Monthly Archives: July 2011

Are we ever really “cancer free”? Not a chance.

Freelance writing used to be something I thought I’d enjoy, until I started keeping an online “documentary” about my mom’s health. What I didn’t include was how cancer pushed us into limbo for nearly three years.

I have a six-year-old boy who for the last three summers spent his time with me and my mother in waiting rooms, hospitals, and doctor’s offices. Last night, he told me that he is afraid to leave our house, he gets a tummy ache when we listen to NPR, and he has recently started having trouble sleeping at night.

If I had any question that our long-standing affair with morbidity was affecting his childhood and happiness, last night it was confirmed. In his short life, he has lost his grandpa, his grandma, his great-grandpa, and even though he was not acquainted with him, a young student at his school. I don’t know if most kids have the opportunity to know their grandparents as well as my son did, but as soon as he was born, we moved from Texas to Kansas to be near them. We needed them, and they were so excited to have a grandchild.
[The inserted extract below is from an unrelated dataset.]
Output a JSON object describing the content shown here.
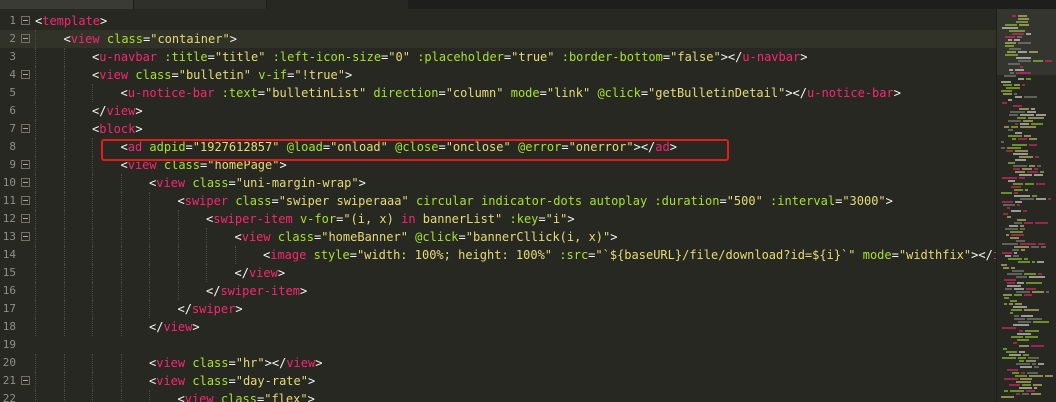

My son barely knew my dad before he died. Then, my mom was diagnosed with esophageal cancer, and not having a close network of “mom” friends of my own to call on for help, I dragged my son to appointments with us. He was there when my mom’s oncologist told her that her treatment options were over. I don’t know how much of it he understood, but he’s a smart kid. When four of the five grown-ups in the room are either crying or wringing their hands, it doesn’t take a genius to know that the news is bad.

Over the last few years, I identified myself more as my mom’s keeper than my own person. She had intervals of time where she was in decent health– for a few months at a time at the most. There were times when my brother and I were resonsible for her rehabilitation and many more times that we felt like we suddenly had a teen-ager to look after. A grown adult, post-stroke and seizure, vision loss, afraid to drive again– you can surely imagine the wild places our imaginations would go when we called her or stopped by and she was not around. Most of the time, she’d be out walking with a friend or have gotten a ride to the drug store. But in the time it took to locate her and make sure she was safely at home again, my mind went to crazy and back with worry.

I so desperately wanted her to be able to babysit my son, and for a time, I left him with her for a little while. But not without first putting a large sign by the phone with step by step instructions of how to dial 911 and take care of Gramma in case of emergency. I would leave him with her while I attended rehearsals (until my husband could pick him up) and my mind was never completely on the music. It’s impossible to concentrate when you aren’t sure if your babysitter is going to have another stroke or take another nasty fall.

So here we are, finally free from worry, but one Provost smaller. And for the first time since my son was three, I took him to the pool to teach him how to swim. As it turns out, he’s a fish. Just like me. He fearlessly dives under and it seems like he’s found a natural talent that’s been hiding away until we could make time to relax and have fun.

Next on the agenda, (when this insufferable heatwave moves on) will be riding a bike without the training wheels.

I will do anything to see my child happy. This tar pit we’ve been slogging through has finally taken a toll on us, and now we’re in recuperation mode. Somewhere along the line, I’m hoping that I’ll molt and find my old self hidden away under all these worry lines.